El momento, breve pero contundente, provocó reacciones de enojo, tristeza y frustración entre usuarios digitales, quienes señalaron presuntas carencias de equipo, saturación de servicios y falta de protocolos de respuesta para personas en estado vulnerable. Testigos que compartieron el clip afirmaron que la familia tuvo que improvisar ante la ausencia de apoyo visible en el ingreso.
Tras la ola de críticas, la delegación del IMSS en el estado emitió una postura oficial en la que aseguró que el paciente no acudía por una urgencia, sino por estudios programados, y que posteriormente sí se le proporcionó una camilla para su traslado interno. La institución sostuvo que el caso no refleja abandono, sino un momento previo al protocolo de ingreso.

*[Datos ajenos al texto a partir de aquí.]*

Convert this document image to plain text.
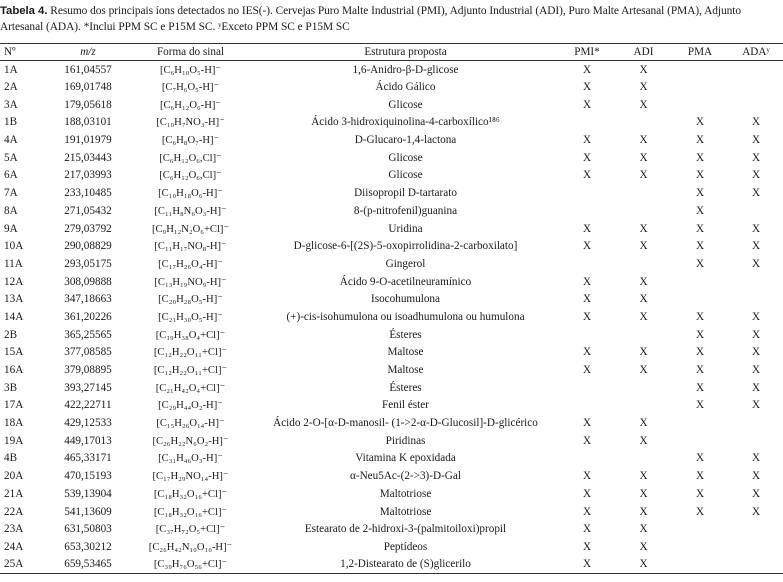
Tabela 4. Resumo dos principais íons detectados no IES(-). Cervejas Puro Malte Industrial (PMI), Adjunto Industrial (ADI), Puro Malte Artesanal (PMA), Adjunto Artesanal (ADA). *Inclui PPM SC e P15M SC. ʸExceto PPM SC e P15M SC
Nº	m/z	Forma do sinal	Estrutura proposta	PMI*	ADI	PMA	ADAʸ
1A	161,04557	[C₆H₁₀O₅-H]⁻	1,6-Anidro-β-D-glicose	X	X		
2A	169,01748	[C₇H₆O₅-H]⁻	Ácido Gálico	X	X		
3A	179,05618	[C₆H₁₂O₆-H]⁻	Glicose	X	X		
1B	188,03101	[C₁₀H₇NO₃-H]⁻	Ácido 3-hidroxiquinolina-4-carboxílico¹⁸⁶			X	X
4A	191,01979	[C₆H₈O₇-H]⁻	D-Glucaro-1,4-lactona	X	X	X	X
5A	215,03443	[C₆H₁₂O₆,Cl]⁻	Glicose	X	X	X	X
6A	217,03993	[C₆H₁₂O₆,Cl]⁻	Glicose	X	X	X	X
7A	233,10485	[C₁₀H₁₈O₆-H]⁻	Diisopropil D-tartarato			X	X
8A	271,05432	[C₁₁H₈N₆O₃-H]⁻	8-(p-nitrofenil)guanina			X	
9A	279,03792	[C₉H₁₂N₂O₆+Cl]⁻	Uridina	X	X	X	X
10A	290,08829	[C₁₁H₁₇NO₈-H]⁻	D-glicose-6-[(2S)-5-oxopirrolidina-2-carboxilato]	X	X	X	X
11A	293,05175	[C₁₇H₂₆O₄-H]⁻	Gingerol			X	X
12A	308,09888	[C₁₃H₁₉NO₉-H]⁻	Ácido 9-O-acetilneuramínico	X	X		
13A	347,18663	[C₂₀H₂₈O₅-H]⁻	Isocohumulona	X	X		
14A	361,20226	[C₂₁H₃₀O₅-H]⁻	(+)-cis-isohumulona ou isoadhumulona ou humulona	X	X	X	X
2B	365,25565	[C₁₉H₃₈O₄+Cl]⁻	Ésteres			X	X
15A	377,08585	[C₁₂H₂₂O₁₁+Cl]⁻	Maltose	X	X	X	X
16A	379,08895	[C₁₂H₂₂O₁₁+Cl]⁻	Maltose	X	X	X	X
3B	393,27145	[C₂₁H₄₂O₄+Cl]⁻	Ésteres			X	X
17A	422,22711	[C₂₉H₄₄O₂-H]⁻	Fenil éster			X	X
18A	429,12533	[C₁₅H₂₆O₁₄-H]⁻	Ácido 2-O-[α-D-manosil- (1->2-α-D-Glucosil]-D-glicérico	X	X		
19A	449,17013	[C₂₆H₂₂N₆O₂-H]⁻	Piridinas	X	X		
4B	465,33171	[C₃₁H₄₆O₃-H]⁻	Vitamina K epoxidada			X	X
20A	470,15193	[C₁₇H₂₉NO₁₄-H]⁻	α-Neu5Ac-(2->3)-D-Gal	X	X	X	X
21A	539,13904	[C₁₈H₃₂O₁₆+Cl]⁻	Maltotriose	X	X	X	X
22A	541,13609	[C₁₈H₃₂O₁₆+Cl]⁻	Maltotriose	X	X	X	X
23A	631,50803	[C₃₇H₇₂O₅+Cl]⁻	Estearato de 2-hidroxi-3-(palmitoiloxi)propil	X	X		
24A	653,30212	[C₂₆H₄₂N₁₀O₁₀-H]⁻	Peptídeos	X	X		
25A	659,53465	[C₃₉H₇₆O₅₆+Cl]⁻	1,2-Distearato de (S)glicerilo	X	X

Sin embargo, más allá de la aclaración institucional, el impacto social del video volvió a poner el foco en una herida sensible: la percepción de desprotección que viven muchos derechohabientes cuando enfrentan trámites, esperas prolongadas o falta de recursos visibles en unidades médicas.
Especialistas en salud pública señalan que estos episodios exhiben la distancia entre la versión oficial y la experiencia ciudadana. La escena de una familia cargando a su enfermo no solo se volvió viral: se convirtió en símbolo de una demanda constante de atención digna, oportuna y humana.